Catégorie : LogicielsCatégorie : Outils

Les NTIC au service des forêts

2011 étant l’année internationale des forêts, ces dernières sont l’objet de toutes les attentions. De nombreux articles s’intéressent à l’impact de la déforestation sur la biodiversité et la lutte contre le changement climatique, surtout depuis le lancement du programme de collaboration des Nations Unies sur la réduction des émissions liées au déboisement et à la dégradation des forêts dans les pays en développement (Programme ONU-REDD).

Dans ce domaine aussi, les NTIC ne sont pas en reste et peuvent apporter des outils d’observation et de mesure pour améliorer la prise de décision et le recueil d’information (IT for Green). D’ores et déjà, de nombreux gouvernements de pays développés utilisent les systèmes d’information géographique (SIG) et la télédétection (en anglais « remote sensing ») pour la gestion de leurs forêts.

En mars dernier, le service américain des forêts ("US Forest Service", USFS) a présenté sa suite logicielle i-Tree pour aider les gestionnaires locaux à identifier et à évaluer les divers services fournis par les écosystèmes forestiers urbains. Parmi elle, I-Tree Design et I-Tree Canopy sont deux applications utilisant les images satellitaires de Google Maps permettant, respectivement, d’évaluer les bénéfices des arbres à proximité des habitations et d’obtenir facilement une estimation statistiquement pertinente de la couverture de différents types de surfaces (forêt, bâti, eau…) au sein d’une zone d’étude définie.
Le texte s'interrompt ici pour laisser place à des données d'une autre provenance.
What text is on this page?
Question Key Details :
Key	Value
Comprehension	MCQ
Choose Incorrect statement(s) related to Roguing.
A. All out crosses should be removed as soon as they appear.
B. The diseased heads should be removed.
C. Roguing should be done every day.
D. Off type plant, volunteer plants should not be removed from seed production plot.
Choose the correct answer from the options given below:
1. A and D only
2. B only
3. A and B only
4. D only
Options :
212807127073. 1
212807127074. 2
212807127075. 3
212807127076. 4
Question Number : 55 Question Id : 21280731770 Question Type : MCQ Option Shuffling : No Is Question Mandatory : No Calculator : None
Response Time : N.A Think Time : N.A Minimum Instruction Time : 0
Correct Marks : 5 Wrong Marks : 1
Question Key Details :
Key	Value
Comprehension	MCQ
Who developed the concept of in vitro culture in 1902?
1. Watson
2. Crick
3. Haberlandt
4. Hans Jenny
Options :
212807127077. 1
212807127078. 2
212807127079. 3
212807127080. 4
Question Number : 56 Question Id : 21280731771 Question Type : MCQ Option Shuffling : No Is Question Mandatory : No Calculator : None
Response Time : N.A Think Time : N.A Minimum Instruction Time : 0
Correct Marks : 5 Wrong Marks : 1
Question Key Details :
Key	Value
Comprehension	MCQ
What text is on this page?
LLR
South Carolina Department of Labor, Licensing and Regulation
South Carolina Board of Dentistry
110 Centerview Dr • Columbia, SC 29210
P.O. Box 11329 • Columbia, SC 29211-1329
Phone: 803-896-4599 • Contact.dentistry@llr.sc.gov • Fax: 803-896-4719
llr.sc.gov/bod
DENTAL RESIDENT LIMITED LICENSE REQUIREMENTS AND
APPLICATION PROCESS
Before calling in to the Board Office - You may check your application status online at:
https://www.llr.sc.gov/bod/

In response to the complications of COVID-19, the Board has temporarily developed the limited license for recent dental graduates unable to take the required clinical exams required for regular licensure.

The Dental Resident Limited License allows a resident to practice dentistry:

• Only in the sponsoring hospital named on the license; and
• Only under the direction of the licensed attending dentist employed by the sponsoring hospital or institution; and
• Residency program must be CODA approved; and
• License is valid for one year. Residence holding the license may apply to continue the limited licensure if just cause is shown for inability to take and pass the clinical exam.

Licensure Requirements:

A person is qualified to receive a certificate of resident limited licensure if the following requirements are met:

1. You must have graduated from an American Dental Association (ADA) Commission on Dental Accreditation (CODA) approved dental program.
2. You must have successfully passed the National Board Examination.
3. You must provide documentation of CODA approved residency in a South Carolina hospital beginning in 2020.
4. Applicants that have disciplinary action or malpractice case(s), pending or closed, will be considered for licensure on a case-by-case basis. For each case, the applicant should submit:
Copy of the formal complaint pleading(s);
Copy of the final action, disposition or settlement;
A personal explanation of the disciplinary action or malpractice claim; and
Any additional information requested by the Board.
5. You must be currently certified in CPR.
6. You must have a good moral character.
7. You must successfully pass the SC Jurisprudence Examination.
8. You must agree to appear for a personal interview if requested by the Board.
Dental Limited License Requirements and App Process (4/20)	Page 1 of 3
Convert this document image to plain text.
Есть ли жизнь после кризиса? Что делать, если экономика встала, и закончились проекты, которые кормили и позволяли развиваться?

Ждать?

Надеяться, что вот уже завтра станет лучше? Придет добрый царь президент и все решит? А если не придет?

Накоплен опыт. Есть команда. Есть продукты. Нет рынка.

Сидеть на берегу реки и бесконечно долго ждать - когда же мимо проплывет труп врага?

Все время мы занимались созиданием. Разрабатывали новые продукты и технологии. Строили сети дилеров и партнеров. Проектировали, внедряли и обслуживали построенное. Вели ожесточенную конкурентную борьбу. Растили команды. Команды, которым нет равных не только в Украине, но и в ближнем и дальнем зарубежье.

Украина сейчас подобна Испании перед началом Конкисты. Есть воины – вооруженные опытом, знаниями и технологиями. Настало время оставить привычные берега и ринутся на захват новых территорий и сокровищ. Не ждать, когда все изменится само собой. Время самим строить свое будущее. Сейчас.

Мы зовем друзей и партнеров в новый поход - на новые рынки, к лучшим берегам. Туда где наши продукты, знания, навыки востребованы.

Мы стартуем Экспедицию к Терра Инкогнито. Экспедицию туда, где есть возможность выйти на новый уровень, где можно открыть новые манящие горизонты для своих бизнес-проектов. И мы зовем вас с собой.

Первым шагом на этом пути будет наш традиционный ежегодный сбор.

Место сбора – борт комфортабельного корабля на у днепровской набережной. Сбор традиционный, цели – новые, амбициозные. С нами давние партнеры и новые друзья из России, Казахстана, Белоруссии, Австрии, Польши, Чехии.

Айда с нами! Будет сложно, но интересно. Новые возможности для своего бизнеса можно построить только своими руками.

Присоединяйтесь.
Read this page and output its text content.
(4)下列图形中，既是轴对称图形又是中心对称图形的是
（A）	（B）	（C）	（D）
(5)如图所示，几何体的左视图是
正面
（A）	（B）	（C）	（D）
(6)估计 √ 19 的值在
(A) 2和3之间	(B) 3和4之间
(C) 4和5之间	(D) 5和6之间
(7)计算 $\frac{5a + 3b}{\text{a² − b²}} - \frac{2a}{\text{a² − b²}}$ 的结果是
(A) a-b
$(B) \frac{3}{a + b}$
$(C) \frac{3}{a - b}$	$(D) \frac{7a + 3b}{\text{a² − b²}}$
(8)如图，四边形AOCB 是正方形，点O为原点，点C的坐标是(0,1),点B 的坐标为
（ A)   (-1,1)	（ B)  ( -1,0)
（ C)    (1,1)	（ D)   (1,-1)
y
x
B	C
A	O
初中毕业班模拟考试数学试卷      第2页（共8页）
Cependant, les pays les plus touchés par la déforestation sont pour la plupart des pays en développement à qui il manque de nombreux outils d’information et de gestion. C’est dans ce contexte que les NTIC peuvent être le plus utile.

En Amérique du Sud

Un spectromètre pour cartographier la biodiversité de la forêt tropicale

Le Département de l’écologie mondiale de l’Institution Carnegie pour la Science, qui fait partie de l’Université de Stanford (Californie), a lancé le 2 juin 2011 le dernier modèle du Carnegie Airborne Observatory (CAO). Il s’agit d’un système de télédétection et d’analyse transporté à bord d’un avion qui permettra non seulement de cartographier la forêt tropicale, mais aussi de déterminer les différentes espèces d’arbres qui la compose et d’évaluer leurs stocks de carbone.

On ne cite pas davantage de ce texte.